• 根元がぐっと曲がっているのが特徴の谷田部ねぎ=1日、小浜市谷田部
  • 谷田部ねぎは焼くと甘みが増す。ごまドレッシングなどをかけると子どもも食べやすい=1日、小浜市谷田部
根元がぐっと曲がっているのが特徴の谷田部ねぎ=1日、小浜市谷田部

 福井県小浜市谷田部の伝統野菜「谷田部ねぎ」の収穫が最盛期を迎えている。白色の根元部分が釣り針状に曲がっているのが特徴で、今季も出来栄えは上々。生産者は「焼くとさらに甘みが増して食べやすいので、幅広い世代に味わってほしい」とアピールしている。

 谷田部で明治初期から栽培されていたとされ、現在は地元の十数人でつくる「谷田部ねぎ生産組合」が計約1・2ヘクタールの畑で育てている。9月に種まきし、2度植え替えながら1年以上かけて育てる。2度目に斜めに植えることで、土に埋まっていない部分が空に向かって伸びるため白い根の部分が大きく曲がり、甘みが強まるのが特徴。

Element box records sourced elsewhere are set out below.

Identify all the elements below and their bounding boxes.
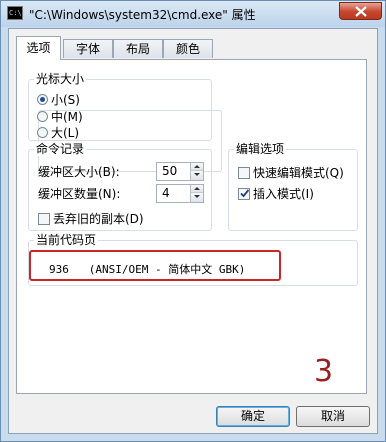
cancel-button[interactable]: 取消 [296, 406, 370, 427]
radio-indicator [37, 127, 48, 138]
discard-duplicates-checkbox[interactable]: 丢弃旧的副本(D) [38, 211, 144, 227]
edit-options-label: 编辑选项 [234, 142, 287, 156]
buffer-size-spinner[interactable]: 50 [156, 162, 204, 181]
checkbox-box [238, 167, 250, 179]
cursor-large-radio[interactable]: 大(L) [37, 125, 79, 141]
discard-duplicates-label: 丢弃旧的副本(D) [53, 212, 144, 226]
ok-button[interactable]: 确定 [216, 406, 290, 427]
cursor-medium-radio[interactable]: 中(M) [37, 109, 83, 125]
buffer-count-label: 缓冲区数量(N): [38, 187, 121, 201]
insert-mode-label: 插入模式(I) [253, 187, 314, 201]
spin-down-arrow-icon[interactable] [190, 171, 203, 180]
close-button[interactable] [339, 2, 382, 20]
checkbox-box [238, 188, 250, 200]
checkbox-box [38, 213, 50, 225]
checkmark-icon [240, 189, 250, 198]
cursor-size-label: 光标大小 [34, 72, 87, 86]
cursor-medium-label: 中(M) [51, 110, 83, 124]
buffer-count-value: 4 [162, 186, 170, 200]
quick-edit-label: 快速编辑模式(Q) [253, 166, 344, 180]
spin-up-arrow-icon[interactable] [190, 185, 203, 193]
tab-layout[interactable]: 布局 [113, 39, 163, 58]
spin-down-arrow-icon[interactable] [190, 193, 203, 202]
close-icon [355, 6, 367, 17]
cursor-size-groupbox: 光标大小 小(S) 中(M) 大(L) [28, 72, 212, 141]
insert-mode-checkbox[interactable]: 插入模式(I) [238, 186, 314, 202]
code-page-label: 当前代码页 [34, 233, 99, 247]
tab-font[interactable]: 字体 [63, 39, 113, 58]
title-bar[interactable]: C:\ "C:\Windows\system32\cmd.exe" 属性 [1, 1, 385, 27]
quick-edit-checkbox[interactable]: 快速编辑模式(Q) [238, 165, 344, 181]
buffer-size-label: 缓冲区大小(B): [38, 165, 120, 179]
cmd-app-icon: C:\ [7, 6, 23, 20]
tab-colors[interactable]: 颜色 [163, 39, 213, 58]
buffer-size-value: 50 [162, 164, 178, 178]
window-title: "C:\Windows\system32\cmd.exe" 属性 [29, 8, 256, 22]
radio-indicator [37, 111, 48, 122]
radio-indicator [37, 94, 48, 105]
command-history-label: 命令记录 [34, 142, 87, 156]
spin-up-arrow-icon[interactable] [190, 163, 203, 171]
cursor-small-label: 小(S) [51, 93, 80, 107]
edit-options-groupbox: 编辑选项 快速编辑模式(Q) 插入模式(I) [228, 142, 358, 231]
cmd-icon-text: C:\ [9, 9, 22, 17]
cursor-large-label: 大(L) [51, 126, 80, 140]
tab-options[interactable]: 选项 [16, 36, 61, 60]
annotation-number: 3 [314, 354, 334, 389]
command-history-groupbox: 命令记录 缓冲区大小(B): 50 缓冲区数量(N): 4 丢弃旧的副本(D) [28, 142, 212, 231]
highlight-box [29, 250, 281, 281]
cursor-small-radio[interactable]: 小(S) [37, 92, 80, 108]
buffer-count-spinner[interactable]: 4 [156, 184, 204, 203]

 長さ75センチ、うち白色の部分が15センチほどが出荷の目安。組合長によると、昨冬の大雪で苗が影響を受けた分、出荷量は例年より2割ほど減りそうだが、適度な降雨量があり生育は順調という。

 谷田部ねぎは、農林水産省の地理的標示保護制度(GI)に登録されていたが、生産者の高齢化が進み、登録した生産工程管理の維持が困難になったことから8月に取り下げた。組合長の妻は「ずっとこの地で続いてきた味なので、なんとか生産を守りたい」と話す。「火を入れると甘みが増して食べやすい。オリーブオイルで焼いてドレッシングをかけたり、お好み焼きにどさっと入れるのが手軽でおすすめ。若い人や子どもにも食べて知ってもらいたい」と魅力発信に余念がない。

 出荷は来年3月ごろまで続く。市内スーパーや飲食店などに、約2トンの出荷を見込んでいる。